The four pieces, all between 10 and 15 minutes in length, date from the '80s
and '90s. Some had been previously available on compilation albums. The focus
is kept on the harshness of analog synthesizers, even though the sounds are
processed digitally and most of the music has been obtained through the use
of computer algorithms.
Central to the overall sound of the album is "Wildflowers" (1994),
best described as a retro-futuristic extravaganza. For its materials it goes
back to the early days of electronics, evoking the raw power (and migraines)
of Stockhausen and Xenakis electronic music by way of Herbert Braun's first
experiments with computer music.

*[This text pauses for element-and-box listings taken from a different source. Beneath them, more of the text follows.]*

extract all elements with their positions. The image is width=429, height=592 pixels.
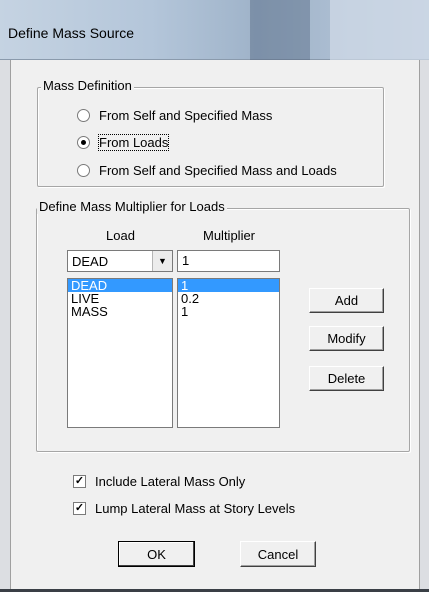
load-combo[interactable]: DEAD ▼ [67,250,173,272]
add-button[interactable]: Add [309,288,384,313]
title-bar-glass [330,0,429,60]
load-combo-value: DEAD [72,253,109,269]
multiplier-column-header: Multiplier [203,228,256,243]
radio-button[interactable] [77,164,90,177]
radio-from-self-specified-mass-and-loads[interactable]: From Self and Specified Mass and Loads [77,163,337,178]
radio-from-self-and-specified-mass[interactable]: From Self and Specified Mass [77,108,272,123]
radio-label: From Self and Specified Mass and Loads [99,163,337,178]
radio-button[interactable] [77,109,90,122]
radio-from-loads[interactable]: From Loads [77,134,170,151]
checkmark-icon[interactable]: ✓ [73,475,86,488]
radio-button[interactable] [77,136,90,149]
radio-label: From Self and Specified Mass [99,108,273,123]
mass-multiplier-legend: Define Mass Multiplier for Loads [37,199,227,214]
list-item[interactable]: 1 [178,305,279,318]
load-list[interactable]: DEAD LIVE MASS [67,278,173,428]
title-bar[interactable]: Define Mass Source [0,0,429,60]
checkbox-label: Include Lateral Mass Only [95,474,246,489]
load-column-header: Load [106,228,135,243]
radio-label: From Loads [97,134,170,151]
chevron-down-icon[interactable]: ▼ [152,251,172,271]
checkbox-label: Lump Lateral Mass at Story Levels [95,501,296,516]
lump-lateral-mass-checkbox-row[interactable]: ✓ Lump Lateral Mass at Story Levels [73,501,295,516]
multiplier-input[interactable]: 1 [177,250,280,272]
multiplier-list[interactable]: 1 0.2 1 [177,278,280,428]
checkmark-icon[interactable]: ✓ [73,502,86,515]
ok-button[interactable]: OK [118,541,195,567]
title-bar-glass [250,0,310,60]
window-title: Define Mass Source [8,25,135,41]
list-item[interactable]: 0.2 [178,292,279,305]
cancel-button[interactable]: Cancel [240,541,316,567]
list-item[interactable]: MASS [68,305,172,318]
modify-button[interactable]: Modify [309,326,384,351]
delete-button[interactable]: Delete [309,366,384,391]
include-lateral-mass-checkbox-row[interactable]: ✓ Include Lateral Mass Only [73,474,245,489]
mass-definition-legend: Mass Definition [41,78,134,93]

That sound of filtered sine waves and processed
square waves permeates the other pieces too.
"...With Zitterings of Flight Released" (1993), dedicated to composer
and teacher Kenneth Gaburo, then recently deceased, surfs the crest of the same
analog/digital wave with better (i.e. less ear-straining) results.
"Ennoia 2" (1999) uses time-domain synthesis algorithms created by
Arun Chandra's Wigout program. The music takes the form of an evolving soundscape
of filtered sine waves.
"Simulation 1: Sonic Mirror" (1986) is the only piece keeping ties
with Dunn's previous environmental concerns. Here, the naturally occurring sound
events of an outdoor environment are synthesized and transformed by computers
following variables taken from the environment. The listener is oblivious to
the cybernetics in play but the complex results are fascinating (and the original
sound events remain audible in the background).